Was just wondering how much percent your restaurant spends weekly on:

Food cost:

Kitchen wage cost:

And how much money you make on sales of food items weekly?

What would your preferred percentages be and how do you keep your numbers tight so the bosses are happy.

Discuss


----------



## lazizaaugusta (Nov 14, 2012)

The general rule of thumb is:

- 30% food cost

- 30% labor 

- 30% overhead (rent/utilities, etc.)

- 10% profit

Of course, in running a kitchen you want to try and minimize these percentages as much as possible.


----------



## lazizaaugusta (Nov 14, 2012)

*except profit


----------



## petemccracken (Sep 18, 2008)

Remember, cost percentages are a *management tool*, nothing more, nothing less.

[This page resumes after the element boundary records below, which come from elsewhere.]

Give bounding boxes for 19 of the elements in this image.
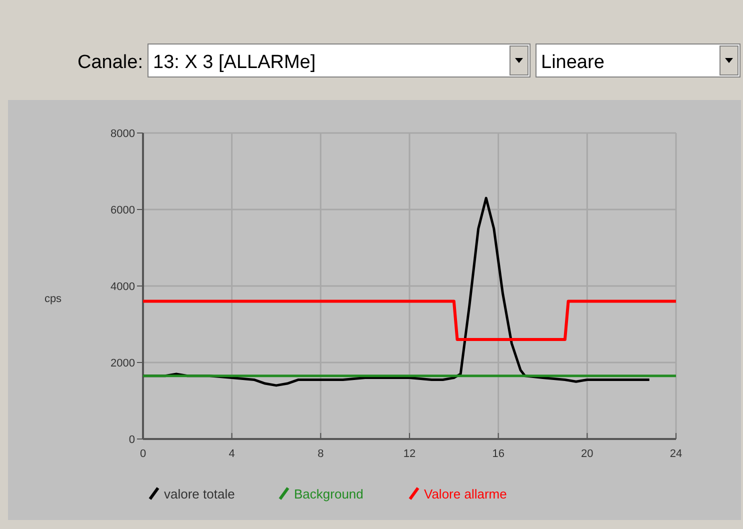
x-tick-label: 24 <box>670 448 682 460</box>
x-tick-label: 12 <box>403 448 416 460</box>
x-tick-label: 16 <box>492 448 504 460</box>
y-tick-label: 6000 <box>110 204 135 216</box>
x-tick-label: 0 <box>140 448 146 460</box>
legend-label: Valore allarme <box>424 486 507 502</box>
x-tick-label: 20 <box>581 448 594 460</box>
y-tick-label: 8000 <box>110 128 135 140</box>
x-tick-label: 8 <box>318 448 324 460</box>
legend-label: valore totale <box>164 486 235 502</box>
channel-dropdown: 13: X 3 [ALLARMe] <box>148 44 530 78</box>
text: Canale: <box>78 52 143 73</box>
y-tick-label: 4000 <box>110 280 135 293</box>
y-tick-label: 2000 <box>110 357 135 370</box>
scale-dropdown: Lineare <box>536 44 740 78</box>
y-axis-title: cps <box>44 293 62 305</box>
x-tick-label: 4 <box>228 448 235 460</box>
y-tick-label: 0 <box>128 434 135 446</box>
legend-label: Background <box>294 486 364 502</box>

In hindsight, a majority of successful restaurants exhibit the 30-30-30-10 guideline, then again, there are not just aq few that deviate, some fairly widely.

Is a 45% food cost bad or a 20% food cost good? Not necessarily! It depends upon the specific venue, menu, market, etc.

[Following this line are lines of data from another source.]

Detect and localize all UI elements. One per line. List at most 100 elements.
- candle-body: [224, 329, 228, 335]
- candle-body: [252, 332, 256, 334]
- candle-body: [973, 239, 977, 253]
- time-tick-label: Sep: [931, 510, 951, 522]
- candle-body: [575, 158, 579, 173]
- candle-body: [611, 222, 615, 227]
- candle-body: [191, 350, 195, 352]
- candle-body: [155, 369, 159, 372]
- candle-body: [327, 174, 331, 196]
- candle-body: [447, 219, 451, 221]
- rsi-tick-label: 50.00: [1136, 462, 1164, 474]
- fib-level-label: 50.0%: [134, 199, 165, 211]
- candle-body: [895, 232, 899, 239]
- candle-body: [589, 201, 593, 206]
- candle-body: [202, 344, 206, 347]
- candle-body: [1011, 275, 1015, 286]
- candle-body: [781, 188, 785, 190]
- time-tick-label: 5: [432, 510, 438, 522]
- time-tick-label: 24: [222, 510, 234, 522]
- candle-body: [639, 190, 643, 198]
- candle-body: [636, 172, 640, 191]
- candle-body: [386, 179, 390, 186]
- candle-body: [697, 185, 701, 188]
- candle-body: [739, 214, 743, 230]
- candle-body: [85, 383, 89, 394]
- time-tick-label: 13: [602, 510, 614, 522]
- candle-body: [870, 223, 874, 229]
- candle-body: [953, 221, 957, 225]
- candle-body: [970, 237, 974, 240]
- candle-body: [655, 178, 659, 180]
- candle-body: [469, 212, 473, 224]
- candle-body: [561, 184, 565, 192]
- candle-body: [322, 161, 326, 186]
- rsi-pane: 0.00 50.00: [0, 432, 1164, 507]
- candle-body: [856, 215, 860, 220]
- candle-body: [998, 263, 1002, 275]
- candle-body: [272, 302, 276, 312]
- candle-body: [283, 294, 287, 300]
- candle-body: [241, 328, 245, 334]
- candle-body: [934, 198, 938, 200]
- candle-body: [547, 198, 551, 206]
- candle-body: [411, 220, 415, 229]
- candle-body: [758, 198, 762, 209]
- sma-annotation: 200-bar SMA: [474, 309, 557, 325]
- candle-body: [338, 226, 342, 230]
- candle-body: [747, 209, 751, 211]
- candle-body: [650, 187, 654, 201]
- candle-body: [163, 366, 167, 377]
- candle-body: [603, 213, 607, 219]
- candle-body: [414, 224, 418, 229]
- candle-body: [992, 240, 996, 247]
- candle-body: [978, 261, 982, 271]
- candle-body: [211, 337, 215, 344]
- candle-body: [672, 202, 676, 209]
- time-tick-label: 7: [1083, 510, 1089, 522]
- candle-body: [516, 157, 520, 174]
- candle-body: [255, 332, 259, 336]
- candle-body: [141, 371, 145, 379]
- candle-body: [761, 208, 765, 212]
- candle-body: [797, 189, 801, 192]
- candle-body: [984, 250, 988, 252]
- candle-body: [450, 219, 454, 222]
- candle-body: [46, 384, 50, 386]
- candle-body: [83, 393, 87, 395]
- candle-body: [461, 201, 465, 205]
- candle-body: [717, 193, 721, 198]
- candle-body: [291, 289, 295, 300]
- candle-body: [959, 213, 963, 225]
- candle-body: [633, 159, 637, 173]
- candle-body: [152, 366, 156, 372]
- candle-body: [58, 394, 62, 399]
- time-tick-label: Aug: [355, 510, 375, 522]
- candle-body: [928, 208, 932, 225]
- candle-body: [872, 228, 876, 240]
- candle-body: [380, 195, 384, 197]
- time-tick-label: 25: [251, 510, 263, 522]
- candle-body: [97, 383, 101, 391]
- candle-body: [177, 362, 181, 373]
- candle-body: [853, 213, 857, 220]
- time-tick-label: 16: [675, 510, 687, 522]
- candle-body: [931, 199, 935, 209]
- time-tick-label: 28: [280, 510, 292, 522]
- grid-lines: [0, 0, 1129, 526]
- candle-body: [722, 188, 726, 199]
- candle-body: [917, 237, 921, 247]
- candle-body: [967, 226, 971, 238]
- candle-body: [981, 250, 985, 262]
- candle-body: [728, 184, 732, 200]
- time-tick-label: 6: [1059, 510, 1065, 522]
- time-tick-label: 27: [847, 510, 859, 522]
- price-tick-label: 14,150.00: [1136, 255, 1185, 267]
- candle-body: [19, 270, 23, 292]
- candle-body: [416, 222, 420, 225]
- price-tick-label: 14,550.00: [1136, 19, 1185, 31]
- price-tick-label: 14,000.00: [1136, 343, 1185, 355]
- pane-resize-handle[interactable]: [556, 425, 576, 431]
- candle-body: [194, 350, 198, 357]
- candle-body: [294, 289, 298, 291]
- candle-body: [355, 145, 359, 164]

Once management establishes a target percentage, there are numerous ways to meet the target:

Cut waste
Change buying sources
Portion control
Menu management
and many others
Remember, as food cost fluctuates, so does labor. Overhead (rent, utilities, insurance, etc.), on the other hand, varies very little, whether there are sales or not.

IMHO, food cost + labor cost = cost of sales. Sales-cost of sales = gross profit. Gross profit - overhead = net profit.


----------



## taniar (Aug 10, 2013)

The place I'm currently at is pretty bad, with a food cost around 42%, but the liquor cost is 24% and it's primarily a bar. I keep labor around 28%. I wish I could keep food cost lower, but I'm pinching pennies and keeping the smallest inventory possible. Sometimes you just need to raise prices or change menu items.


----------